As a result, local bars and restaurants might see hikes in foot traffic due to pre- and post- game crowds seeking replenishment. In Downtown Sacramento, pedestrian traffic in the immediate area of the NBA Kings stadium grew by 10%, according to the Downtown Sacramento Partnership. Many bars have even leveraged these pedestrian counts by hosting parties that coincide with game days and even hired special DJs or introduced sport-themed menu items to lure passing crowds. Unfortunately, the same impact is unlikely for retailers offering goods and services unrelated to entertainment, dining, or sports and wellness. So the jewelry store, hair salon or local book store aren’t naturally going to be the biggest fans of a stadium.
|Uber at Coors Fields, CO|
Partnering with ride-share services to manage people and vehicle flow near the venue. Designated Uber pick-up and drop-off areas with clear signage and instructions should be made available to riders to reduce congestion near the stadium.
|Photo: San Francisco Bicycle Coalition|
Providing convenient, attended bike parking service. This strategy has in fact made driving to games the more inconvenient option for those in San Francisco. A regulation passed by the San Francisco Board of Supervisors in 1999 requires monitored bicycle parking if an event incurs a street closure and anticipates more than 2,000 participants. As a result, all San Francisco Giants games played at AT&T park now provide valet bike parking services to more than 200 spectators, thanks to an arrangement with local bike advocacy group, SF Bicycle Coalition.
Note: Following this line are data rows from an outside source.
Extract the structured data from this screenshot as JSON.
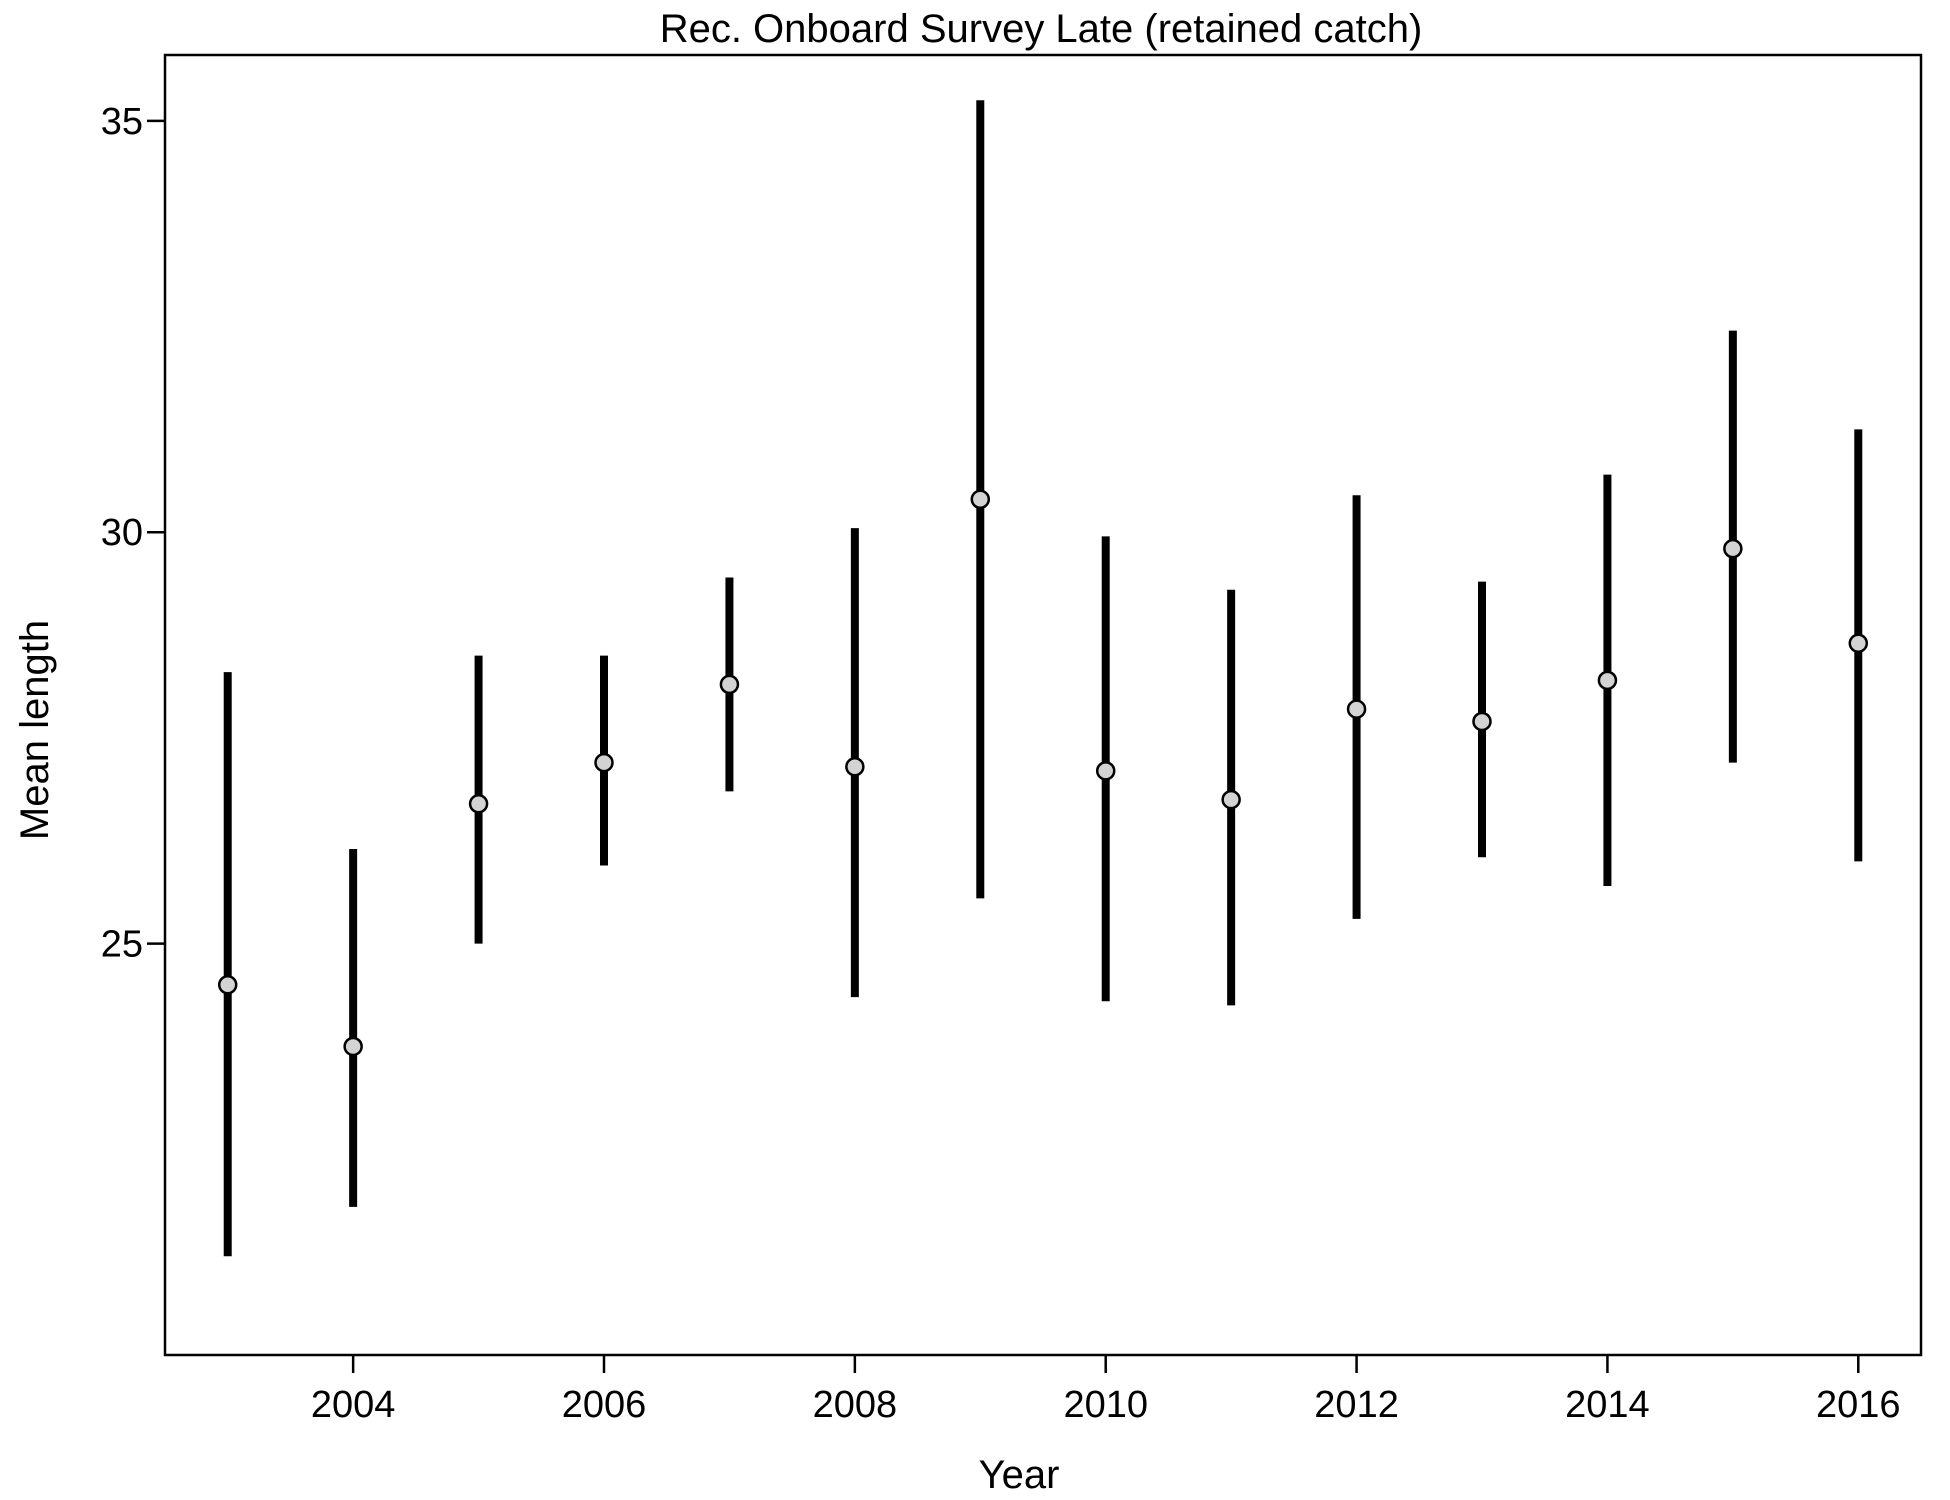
{
  "chart_data": {
    "type": "scatter",
    "title": "Rec. Onboard Survey Late (retained catch)",
    "xlabel": "Year",
    "ylabel": "Mean length",
    "xlim": [
      2002.5,
      2016.5
    ],
    "ylim": [
      20.0,
      35.8
    ],
    "x_ticks": [
      2004,
      2006,
      2008,
      2010,
      2012,
      2014,
      2016
    ],
    "y_ticks": [
      25,
      30,
      35
    ],
    "grid": false,
    "legend": "none",
    "colors": {
      "interval": "#000000",
      "point_fill": "#d3d3d3",
      "point_stroke": "#000000"
    },
    "series": [
      {
        "x": [
          2003,
          2004,
          2005,
          2006,
          2007,
          2008,
          2009,
          2010,
          2011,
          2012,
          2013,
          2014,
          2015,
          2016
        ],
        "y": [
          24.5,
          23.75,
          26.7,
          27.2,
          28.15,
          27.15,
          30.4,
          27.1,
          26.75,
          27.85,
          27.7,
          28.2,
          29.8,
          28.65
        ],
        "lower": [
          21.2,
          21.8,
          25.0,
          25.95,
          26.85,
          24.35,
          25.55,
          24.3,
          24.25,
          25.3,
          26.05,
          25.7,
          27.2,
          26.0
        ],
        "upper": [
          28.3,
          26.15,
          28.5,
          28.5,
          29.45,
          30.05,
          35.25,
          29.95,
          29.3,
          30.45,
          29.4,
          30.7,
          32.45,
          31.25
        ]
      }
    ]
  }
}
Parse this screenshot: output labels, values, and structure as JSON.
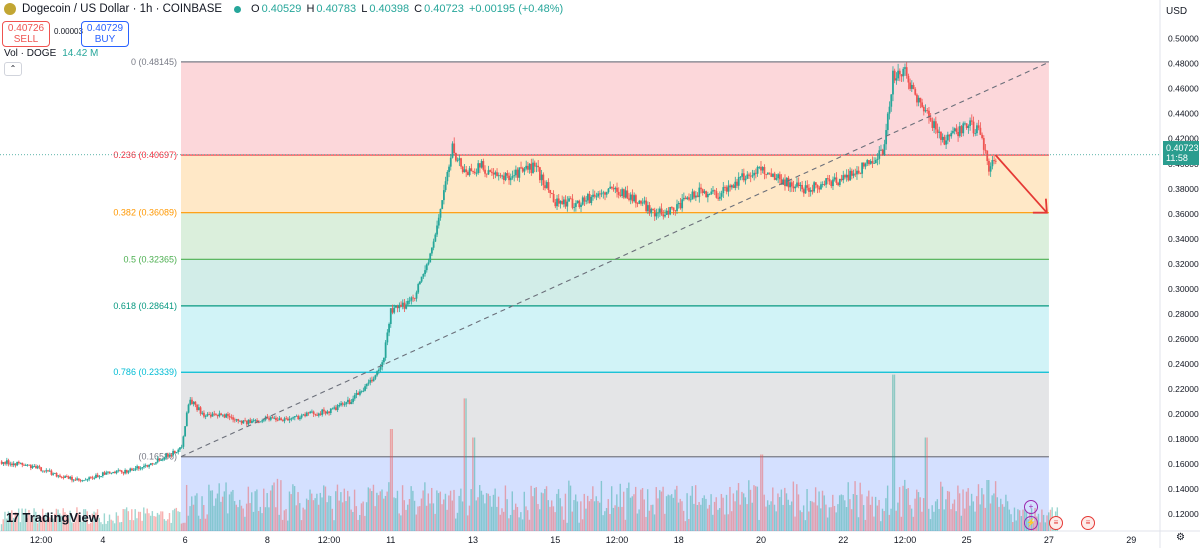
{
  "header": {
    "title": "Dogecoin / US Dollar · 1h · COINBASE",
    "open_label": "O",
    "open": "0.40529",
    "high_label": "H",
    "high": "0.40783",
    "low_label": "L",
    "low": "0.40398",
    "close_label": "C",
    "close": "0.40723",
    "change": "+0.00195 (+0.48%)",
    "sell_price": "0.40726",
    "sell_label": "SELL",
    "spread": "0.00003",
    "buy_price": "0.40729",
    "buy_label": "BUY",
    "vol_label": "Vol · DOGE",
    "vol_value": "14.42 M"
  },
  "currency_label": "USD",
  "last_price": {
    "value": "0.40723",
    "countdown": "11:58"
  },
  "branding": {
    "logo_text": "TradingView"
  },
  "colors": {
    "up": "#26a69a",
    "down": "#ef5350",
    "arrow": "#e53935",
    "price_tag": "#2a9d8f"
  },
  "chart_data": {
    "type": "candlestick",
    "y_ticks": [
      0.12,
      0.14,
      0.16,
      0.18,
      0.2,
      0.22,
      0.24,
      0.26,
      0.28,
      0.3,
      0.32,
      0.34,
      0.36,
      0.38,
      0.4,
      0.42,
      0.44,
      0.46,
      0.48,
      0.5
    ],
    "y_tick_labels": [
      "0.12000",
      "0.14000",
      "0.16000",
      "0.18000",
      "0.20000",
      "0.22000",
      "0.24000",
      "0.26000",
      "0.28000",
      "0.30000",
      "0.32000",
      "0.34000",
      "0.36000",
      "0.38000",
      "0.40000",
      "0.42000",
      "0.44000",
      "0.46000",
      "0.48000",
      "0.50000"
    ],
    "ylim": [
      0.1065,
      0.5165
    ],
    "x_range_days": [
      1.5,
      29.7
    ],
    "x_ticks": [
      {
        "day": 2.5,
        "label": "12:00"
      },
      {
        "day": 4,
        "label": "4"
      },
      {
        "day": 6,
        "label": "6"
      },
      {
        "day": 8,
        "label": "8"
      },
      {
        "day": 9.5,
        "label": "12:00"
      },
      {
        "day": 11,
        "label": "11"
      },
      {
        "day": 13,
        "label": "13"
      },
      {
        "day": 15,
        "label": "15"
      },
      {
        "day": 16.5,
        "label": "12:00"
      },
      {
        "day": 18,
        "label": "18"
      },
      {
        "day": 20,
        "label": "20"
      },
      {
        "day": 22,
        "label": "22"
      },
      {
        "day": 23.5,
        "label": "12:00"
      },
      {
        "day": 25,
        "label": "25"
      },
      {
        "day": 27,
        "label": "27"
      },
      {
        "day": 29,
        "label": "29"
      }
    ],
    "fib_start_day": 5.9,
    "fib_end_day": 27.0,
    "fib_levels": [
      {
        "ratio": "0",
        "price": 0.48145,
        "label": "0 (0.48145)",
        "color": "#787b86"
      },
      {
        "ratio": "0.236",
        "price": 0.40697,
        "label": "0.236 (0.40697)",
        "color": "#f23645"
      },
      {
        "ratio": "0.382",
        "price": 0.36089,
        "label": "0.382 (0.36089)",
        "color": "#ff9800"
      },
      {
        "ratio": "0.5",
        "price": 0.32365,
        "label": "0.5 (0.32365)",
        "color": "#4caf50"
      },
      {
        "ratio": "0.618",
        "price": 0.28641,
        "label": "0.618 (0.28641)",
        "color": "#089981"
      },
      {
        "ratio": "0.786",
        "price": 0.23339,
        "label": "0.786 (0.23339)",
        "color": "#00bcd4"
      },
      {
        "ratio": "1",
        "price": 0.16586,
        "label": "(0.16586)",
        "color": "#787b86"
      }
    ],
    "fib_band_colors": [
      "rgba(242,54,69,0.20)",
      "rgba(255,152,0,0.22)",
      "rgba(76,175,80,0.20)",
      "rgba(8,153,129,0.18)",
      "rgba(0,188,212,0.18)",
      "rgba(120,123,134,0.20)",
      "rgba(41,98,255,0.20)"
    ],
    "trendline": {
      "from": {
        "day": 5.9,
        "price": 0.1659
      },
      "to": {
        "day": 27.0,
        "price": 0.4812
      }
    },
    "projection_arrow": {
      "from": {
        "day": 25.7,
        "price": 0.407
      },
      "to": {
        "day": 26.95,
        "price": 0.3609
      }
    },
    "price_path": [
      [
        1.5,
        0.162
      ],
      [
        2.0,
        0.16
      ],
      [
        2.5,
        0.156
      ],
      [
        3.0,
        0.15
      ],
      [
        3.5,
        0.146
      ],
      [
        4.0,
        0.152
      ],
      [
        4.5,
        0.154
      ],
      [
        5.0,
        0.158
      ],
      [
        5.5,
        0.166
      ],
      [
        5.9,
        0.172
      ],
      [
        6.1,
        0.212
      ],
      [
        6.5,
        0.198
      ],
      [
        7.0,
        0.199
      ],
      [
        7.5,
        0.193
      ],
      [
        8.0,
        0.197
      ],
      [
        8.5,
        0.196
      ],
      [
        9.0,
        0.2
      ],
      [
        9.5,
        0.202
      ],
      [
        10.0,
        0.21
      ],
      [
        10.5,
        0.225
      ],
      [
        10.8,
        0.24
      ],
      [
        11.0,
        0.282
      ],
      [
        11.3,
        0.286
      ],
      [
        11.6,
        0.296
      ],
      [
        12.0,
        0.33
      ],
      [
        12.3,
        0.38
      ],
      [
        12.5,
        0.412
      ],
      [
        12.8,
        0.393
      ],
      [
        13.2,
        0.398
      ],
      [
        13.6,
        0.388
      ],
      [
        14.0,
        0.392
      ],
      [
        14.5,
        0.398
      ],
      [
        15.0,
        0.37
      ],
      [
        15.5,
        0.368
      ],
      [
        16.0,
        0.375
      ],
      [
        16.5,
        0.38
      ],
      [
        17.0,
        0.37
      ],
      [
        17.5,
        0.36
      ],
      [
        18.0,
        0.366
      ],
      [
        18.5,
        0.378
      ],
      [
        19.0,
        0.376
      ],
      [
        19.5,
        0.388
      ],
      [
        20.0,
        0.396
      ],
      [
        20.5,
        0.387
      ],
      [
        21.0,
        0.38
      ],
      [
        21.5,
        0.384
      ],
      [
        22.0,
        0.388
      ],
      [
        22.5,
        0.398
      ],
      [
        23.0,
        0.412
      ],
      [
        23.2,
        0.47
      ],
      [
        23.5,
        0.472
      ],
      [
        24.0,
        0.44
      ],
      [
        24.5,
        0.418
      ],
      [
        25.0,
        0.432
      ],
      [
        25.3,
        0.425
      ],
      [
        25.55,
        0.397
      ],
      [
        25.75,
        0.406
      ]
    ],
    "volume_spikes": [
      [
        11.0,
        0.6
      ],
      [
        12.8,
        0.78
      ],
      [
        13.0,
        0.55
      ],
      [
        20.0,
        0.45
      ],
      [
        23.2,
        0.92
      ],
      [
        24.0,
        0.55
      ],
      [
        25.5,
        0.3
      ]
    ]
  }
}
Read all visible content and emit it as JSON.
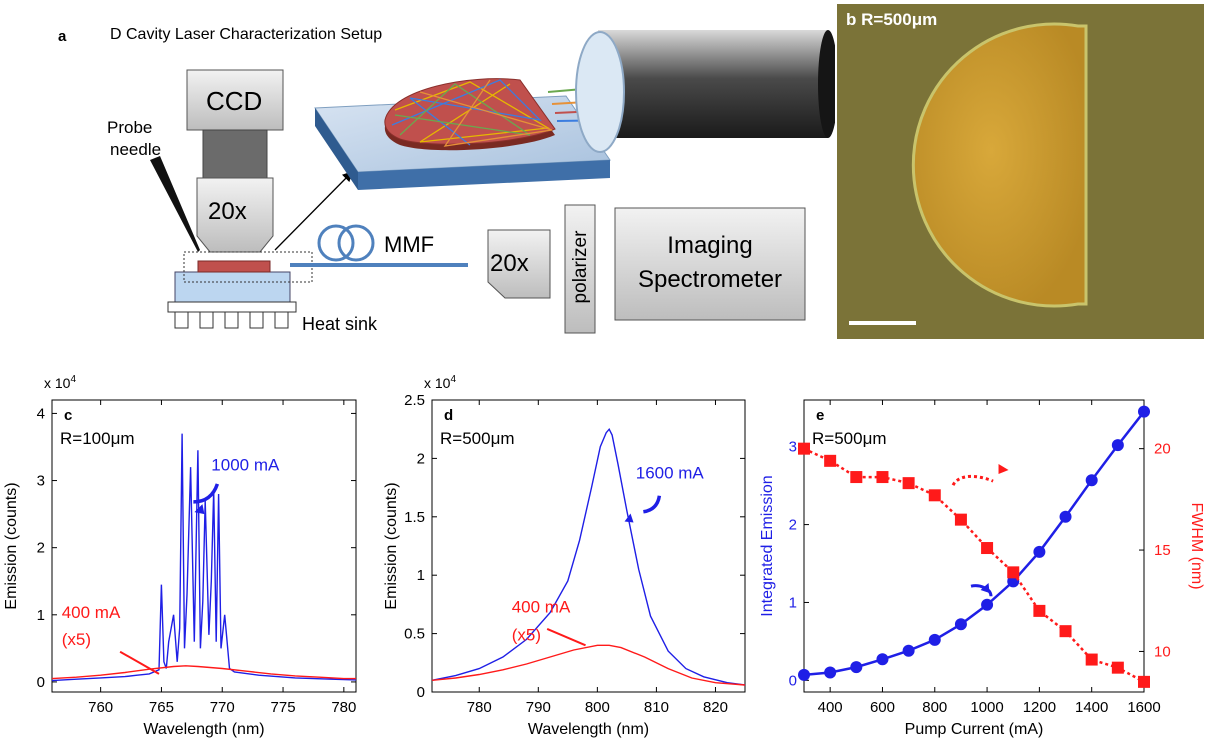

So if you’re thinking of attracting a sports team to make its home downtown in a new arena to catalyze further investment in the area and attract visitors, think also about the potential impacts it will have on foot traffic diversion and vehicular congestion. Prepare small local businesses for game days and at the same time, make sure that the arena is responsive to and supportive of existing businesses in the area.